Which brings us to the central thesis of Gilder's book: that power must not be taken away from those with the knowledge to use it effectively. That is, successful entrepreneurs who have created businesses and driven the growth of jobs, markets and wealth ― and all the positive societal benefits that stem from them ― have thus proven themselves the most capable to reinvest the profits. Capitalism succeeds, therefore, not with a system of sticks and carrots, but by linking knowledge and power.
To illustrate this point, Gilder tells the story of Warren Buffet and his concern that his personal tax rate of seventeen per cent was unfairly lower than that of his secretary. Leaving aside the validity of this statement, and his failure to take into consideration corporate income tax and other levies, Gilder argues that this is exactly the way it should be as wealth can only grow when those who created it remain in control of it. As such capitalism prevails because it assigns the exacting task of re-investment "to people like Warren Buffet rather than to people like his secretary".

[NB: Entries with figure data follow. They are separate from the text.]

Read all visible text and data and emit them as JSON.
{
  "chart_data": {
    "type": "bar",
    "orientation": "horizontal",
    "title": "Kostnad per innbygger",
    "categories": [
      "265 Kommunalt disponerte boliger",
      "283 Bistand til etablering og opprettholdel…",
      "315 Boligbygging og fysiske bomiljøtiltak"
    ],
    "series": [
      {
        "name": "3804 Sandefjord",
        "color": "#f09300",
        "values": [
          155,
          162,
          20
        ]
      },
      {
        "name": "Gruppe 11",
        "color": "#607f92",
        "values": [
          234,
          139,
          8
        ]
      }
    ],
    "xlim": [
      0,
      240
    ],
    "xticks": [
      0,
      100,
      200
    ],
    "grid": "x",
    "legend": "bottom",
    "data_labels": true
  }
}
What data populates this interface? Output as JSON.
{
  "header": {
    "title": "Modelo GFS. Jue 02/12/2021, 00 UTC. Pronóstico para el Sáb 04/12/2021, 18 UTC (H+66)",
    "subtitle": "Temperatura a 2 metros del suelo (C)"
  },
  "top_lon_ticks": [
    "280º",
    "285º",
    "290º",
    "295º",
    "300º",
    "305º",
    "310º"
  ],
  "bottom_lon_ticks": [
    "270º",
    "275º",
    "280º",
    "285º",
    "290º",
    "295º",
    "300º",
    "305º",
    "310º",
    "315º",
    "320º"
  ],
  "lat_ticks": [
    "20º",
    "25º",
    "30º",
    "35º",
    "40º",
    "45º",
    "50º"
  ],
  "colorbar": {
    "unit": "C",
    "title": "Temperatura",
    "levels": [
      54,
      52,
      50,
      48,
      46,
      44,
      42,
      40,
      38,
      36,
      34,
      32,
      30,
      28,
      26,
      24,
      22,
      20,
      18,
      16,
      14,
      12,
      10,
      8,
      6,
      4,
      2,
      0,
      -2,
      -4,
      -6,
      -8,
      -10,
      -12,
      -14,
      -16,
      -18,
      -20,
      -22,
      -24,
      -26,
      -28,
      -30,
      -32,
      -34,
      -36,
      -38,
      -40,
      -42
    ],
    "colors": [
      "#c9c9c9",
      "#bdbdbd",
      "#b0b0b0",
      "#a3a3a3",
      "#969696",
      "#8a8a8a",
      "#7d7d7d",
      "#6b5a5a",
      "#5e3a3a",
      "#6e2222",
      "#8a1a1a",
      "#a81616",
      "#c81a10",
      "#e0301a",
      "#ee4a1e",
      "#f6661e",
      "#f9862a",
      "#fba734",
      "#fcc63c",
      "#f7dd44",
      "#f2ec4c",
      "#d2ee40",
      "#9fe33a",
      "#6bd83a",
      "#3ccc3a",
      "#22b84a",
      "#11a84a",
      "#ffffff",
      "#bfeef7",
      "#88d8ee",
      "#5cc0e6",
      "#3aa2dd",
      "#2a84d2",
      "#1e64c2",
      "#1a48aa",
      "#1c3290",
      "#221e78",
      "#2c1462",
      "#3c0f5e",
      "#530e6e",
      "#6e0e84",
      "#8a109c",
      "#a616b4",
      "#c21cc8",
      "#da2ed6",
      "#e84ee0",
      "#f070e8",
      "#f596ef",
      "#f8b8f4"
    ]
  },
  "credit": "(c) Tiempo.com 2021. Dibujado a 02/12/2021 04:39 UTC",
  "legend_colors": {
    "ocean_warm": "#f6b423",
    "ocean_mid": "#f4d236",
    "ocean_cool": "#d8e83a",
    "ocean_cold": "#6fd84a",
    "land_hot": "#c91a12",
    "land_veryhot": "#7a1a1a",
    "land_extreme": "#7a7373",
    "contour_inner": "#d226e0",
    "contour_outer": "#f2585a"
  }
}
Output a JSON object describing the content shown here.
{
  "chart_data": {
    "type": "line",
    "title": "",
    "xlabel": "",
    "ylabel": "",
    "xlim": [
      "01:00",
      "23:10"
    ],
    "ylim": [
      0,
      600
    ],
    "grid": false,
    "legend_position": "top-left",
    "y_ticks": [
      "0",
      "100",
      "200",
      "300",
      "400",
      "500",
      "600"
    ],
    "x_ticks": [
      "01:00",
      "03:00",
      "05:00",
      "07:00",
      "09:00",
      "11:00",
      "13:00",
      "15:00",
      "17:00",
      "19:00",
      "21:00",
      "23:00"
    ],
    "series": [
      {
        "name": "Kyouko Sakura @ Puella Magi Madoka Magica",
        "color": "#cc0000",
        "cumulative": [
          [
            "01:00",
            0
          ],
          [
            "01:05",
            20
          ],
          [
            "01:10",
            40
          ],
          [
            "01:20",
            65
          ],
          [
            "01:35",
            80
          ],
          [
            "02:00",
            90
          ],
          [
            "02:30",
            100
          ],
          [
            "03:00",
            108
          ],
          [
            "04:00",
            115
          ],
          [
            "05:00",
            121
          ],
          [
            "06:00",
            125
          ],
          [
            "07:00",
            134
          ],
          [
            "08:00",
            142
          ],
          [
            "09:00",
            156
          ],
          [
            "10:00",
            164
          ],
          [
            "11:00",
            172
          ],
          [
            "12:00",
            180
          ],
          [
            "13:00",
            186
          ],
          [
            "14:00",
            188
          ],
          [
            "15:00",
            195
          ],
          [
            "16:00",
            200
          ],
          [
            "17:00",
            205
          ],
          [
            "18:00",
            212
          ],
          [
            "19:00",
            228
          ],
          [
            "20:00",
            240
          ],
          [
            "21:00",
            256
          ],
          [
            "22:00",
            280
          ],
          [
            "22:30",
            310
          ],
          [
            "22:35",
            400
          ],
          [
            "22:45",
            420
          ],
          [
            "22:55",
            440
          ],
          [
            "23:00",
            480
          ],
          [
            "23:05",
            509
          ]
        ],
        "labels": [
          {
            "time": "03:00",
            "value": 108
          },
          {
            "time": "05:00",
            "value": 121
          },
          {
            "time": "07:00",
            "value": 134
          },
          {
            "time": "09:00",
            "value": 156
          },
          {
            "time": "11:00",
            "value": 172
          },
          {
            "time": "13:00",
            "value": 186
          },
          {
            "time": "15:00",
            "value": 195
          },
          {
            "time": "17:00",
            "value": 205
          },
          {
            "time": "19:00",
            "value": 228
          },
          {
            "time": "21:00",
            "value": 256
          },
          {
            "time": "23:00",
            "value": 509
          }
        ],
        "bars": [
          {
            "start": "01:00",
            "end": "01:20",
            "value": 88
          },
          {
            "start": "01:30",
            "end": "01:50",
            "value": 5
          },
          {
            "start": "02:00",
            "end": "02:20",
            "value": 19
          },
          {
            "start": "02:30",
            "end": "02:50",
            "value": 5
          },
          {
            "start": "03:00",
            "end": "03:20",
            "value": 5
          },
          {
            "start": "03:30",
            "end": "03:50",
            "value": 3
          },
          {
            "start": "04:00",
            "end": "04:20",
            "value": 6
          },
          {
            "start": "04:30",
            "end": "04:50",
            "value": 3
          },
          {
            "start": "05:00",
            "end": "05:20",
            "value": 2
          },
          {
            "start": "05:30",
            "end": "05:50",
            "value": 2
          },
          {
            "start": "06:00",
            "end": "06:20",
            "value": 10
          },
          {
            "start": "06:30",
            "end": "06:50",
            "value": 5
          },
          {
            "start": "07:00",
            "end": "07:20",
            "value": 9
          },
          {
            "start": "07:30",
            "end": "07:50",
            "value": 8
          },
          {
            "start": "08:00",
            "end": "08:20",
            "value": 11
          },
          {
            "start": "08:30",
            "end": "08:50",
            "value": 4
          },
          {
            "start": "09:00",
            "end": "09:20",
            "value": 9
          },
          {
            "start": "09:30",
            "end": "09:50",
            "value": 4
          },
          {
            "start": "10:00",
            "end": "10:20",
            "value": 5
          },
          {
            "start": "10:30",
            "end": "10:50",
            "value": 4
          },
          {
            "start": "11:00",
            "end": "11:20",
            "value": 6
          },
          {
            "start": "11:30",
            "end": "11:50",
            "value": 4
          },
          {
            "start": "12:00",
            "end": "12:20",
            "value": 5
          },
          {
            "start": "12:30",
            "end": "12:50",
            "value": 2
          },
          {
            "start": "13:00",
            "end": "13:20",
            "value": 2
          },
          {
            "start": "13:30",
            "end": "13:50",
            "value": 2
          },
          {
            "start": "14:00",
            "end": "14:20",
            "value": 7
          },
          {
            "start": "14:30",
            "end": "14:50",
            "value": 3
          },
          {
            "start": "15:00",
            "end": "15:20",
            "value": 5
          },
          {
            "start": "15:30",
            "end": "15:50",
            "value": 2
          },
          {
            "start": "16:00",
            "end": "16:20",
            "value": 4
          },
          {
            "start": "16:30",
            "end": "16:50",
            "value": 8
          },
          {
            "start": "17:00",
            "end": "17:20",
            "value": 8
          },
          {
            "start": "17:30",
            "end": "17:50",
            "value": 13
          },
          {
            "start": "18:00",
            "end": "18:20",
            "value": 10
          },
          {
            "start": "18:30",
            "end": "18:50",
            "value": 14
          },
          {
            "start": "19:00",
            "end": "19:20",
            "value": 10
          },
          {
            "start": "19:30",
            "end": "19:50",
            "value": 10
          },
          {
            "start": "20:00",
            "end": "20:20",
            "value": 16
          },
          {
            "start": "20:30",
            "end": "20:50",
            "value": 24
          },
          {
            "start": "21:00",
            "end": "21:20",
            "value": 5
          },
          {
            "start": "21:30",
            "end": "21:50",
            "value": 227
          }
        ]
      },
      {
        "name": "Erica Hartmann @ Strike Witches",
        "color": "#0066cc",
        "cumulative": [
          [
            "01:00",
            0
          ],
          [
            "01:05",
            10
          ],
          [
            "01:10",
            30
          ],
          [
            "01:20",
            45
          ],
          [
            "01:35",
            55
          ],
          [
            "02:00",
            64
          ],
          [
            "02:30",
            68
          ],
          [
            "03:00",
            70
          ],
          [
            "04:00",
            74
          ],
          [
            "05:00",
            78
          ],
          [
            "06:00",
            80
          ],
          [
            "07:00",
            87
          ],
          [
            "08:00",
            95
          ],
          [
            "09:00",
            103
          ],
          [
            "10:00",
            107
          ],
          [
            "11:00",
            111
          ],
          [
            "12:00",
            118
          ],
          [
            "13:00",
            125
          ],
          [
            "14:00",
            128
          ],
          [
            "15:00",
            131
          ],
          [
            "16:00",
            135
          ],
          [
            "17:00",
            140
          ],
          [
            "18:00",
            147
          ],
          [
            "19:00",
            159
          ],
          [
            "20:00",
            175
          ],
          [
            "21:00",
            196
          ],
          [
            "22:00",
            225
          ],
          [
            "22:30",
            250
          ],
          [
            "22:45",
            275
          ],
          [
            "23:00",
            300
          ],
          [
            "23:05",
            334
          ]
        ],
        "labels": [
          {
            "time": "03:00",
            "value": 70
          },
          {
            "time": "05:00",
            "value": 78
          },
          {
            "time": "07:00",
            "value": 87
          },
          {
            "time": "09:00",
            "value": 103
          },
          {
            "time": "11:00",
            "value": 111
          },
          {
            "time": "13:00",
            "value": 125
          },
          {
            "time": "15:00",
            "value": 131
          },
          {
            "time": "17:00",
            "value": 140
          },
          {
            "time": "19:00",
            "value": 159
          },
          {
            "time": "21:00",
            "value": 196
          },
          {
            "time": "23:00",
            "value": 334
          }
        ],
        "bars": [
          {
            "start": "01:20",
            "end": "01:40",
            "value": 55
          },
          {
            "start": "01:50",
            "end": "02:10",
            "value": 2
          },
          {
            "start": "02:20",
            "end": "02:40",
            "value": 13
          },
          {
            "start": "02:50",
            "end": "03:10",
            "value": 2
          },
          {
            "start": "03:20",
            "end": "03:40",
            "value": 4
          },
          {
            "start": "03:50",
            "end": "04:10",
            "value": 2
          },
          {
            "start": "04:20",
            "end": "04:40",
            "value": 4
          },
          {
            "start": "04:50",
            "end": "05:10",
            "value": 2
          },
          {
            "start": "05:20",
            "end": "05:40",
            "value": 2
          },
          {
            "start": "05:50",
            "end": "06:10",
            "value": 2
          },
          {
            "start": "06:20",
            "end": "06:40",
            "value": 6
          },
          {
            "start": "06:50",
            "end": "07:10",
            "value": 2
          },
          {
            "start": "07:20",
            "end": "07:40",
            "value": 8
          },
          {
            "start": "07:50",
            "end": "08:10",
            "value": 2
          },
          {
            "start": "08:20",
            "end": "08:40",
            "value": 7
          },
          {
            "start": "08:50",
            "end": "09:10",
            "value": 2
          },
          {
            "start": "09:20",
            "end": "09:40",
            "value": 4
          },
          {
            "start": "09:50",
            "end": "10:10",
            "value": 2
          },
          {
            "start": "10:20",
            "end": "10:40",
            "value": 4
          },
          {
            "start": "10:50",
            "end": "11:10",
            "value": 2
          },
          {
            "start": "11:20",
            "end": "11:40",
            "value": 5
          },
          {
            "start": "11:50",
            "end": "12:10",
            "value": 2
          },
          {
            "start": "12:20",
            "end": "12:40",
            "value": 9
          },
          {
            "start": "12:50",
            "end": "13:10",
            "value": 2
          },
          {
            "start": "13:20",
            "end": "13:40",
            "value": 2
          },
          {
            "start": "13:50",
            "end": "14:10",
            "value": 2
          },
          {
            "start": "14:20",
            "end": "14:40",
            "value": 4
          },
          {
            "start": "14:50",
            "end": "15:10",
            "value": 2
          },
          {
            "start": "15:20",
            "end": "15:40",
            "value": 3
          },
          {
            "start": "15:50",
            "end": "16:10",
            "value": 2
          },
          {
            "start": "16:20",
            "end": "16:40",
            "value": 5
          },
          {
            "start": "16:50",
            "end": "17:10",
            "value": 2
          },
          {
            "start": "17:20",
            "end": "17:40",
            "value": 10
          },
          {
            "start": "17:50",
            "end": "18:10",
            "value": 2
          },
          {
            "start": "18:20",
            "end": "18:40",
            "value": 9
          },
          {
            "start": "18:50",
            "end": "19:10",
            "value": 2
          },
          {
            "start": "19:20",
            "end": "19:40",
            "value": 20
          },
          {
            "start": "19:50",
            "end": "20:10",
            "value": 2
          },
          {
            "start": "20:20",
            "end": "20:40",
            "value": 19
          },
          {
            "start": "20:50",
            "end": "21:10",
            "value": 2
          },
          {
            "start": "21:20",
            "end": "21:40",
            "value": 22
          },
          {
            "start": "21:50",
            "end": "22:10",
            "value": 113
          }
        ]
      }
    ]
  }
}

With this key point, Gilder also articulates the clear misunderstanding that underpins socialism. By attempting to seize capital and redistribute it to the population, socialism disconnects knowledge and power. This, according to Gilder is the great secret of capitalism, "detached from a capitalist, there is no capital".
At the heart of Gilder's thesis is the refreshingly optimistic idea that growth and development are truly unlimited. As the real source of wealth is knowledge, new players and technologies will always emerge that will disrupt old paradigms and continue to drive prosperity. Gilder's writing can sometimes take a conversational tone as he moves from topic to topic whilst picking-up and dropping threads of thought in a somewhat arbitrary fashion. But the text represents a new and interesting take on the school of economics and an impassioned defence of the morality and power of the free market.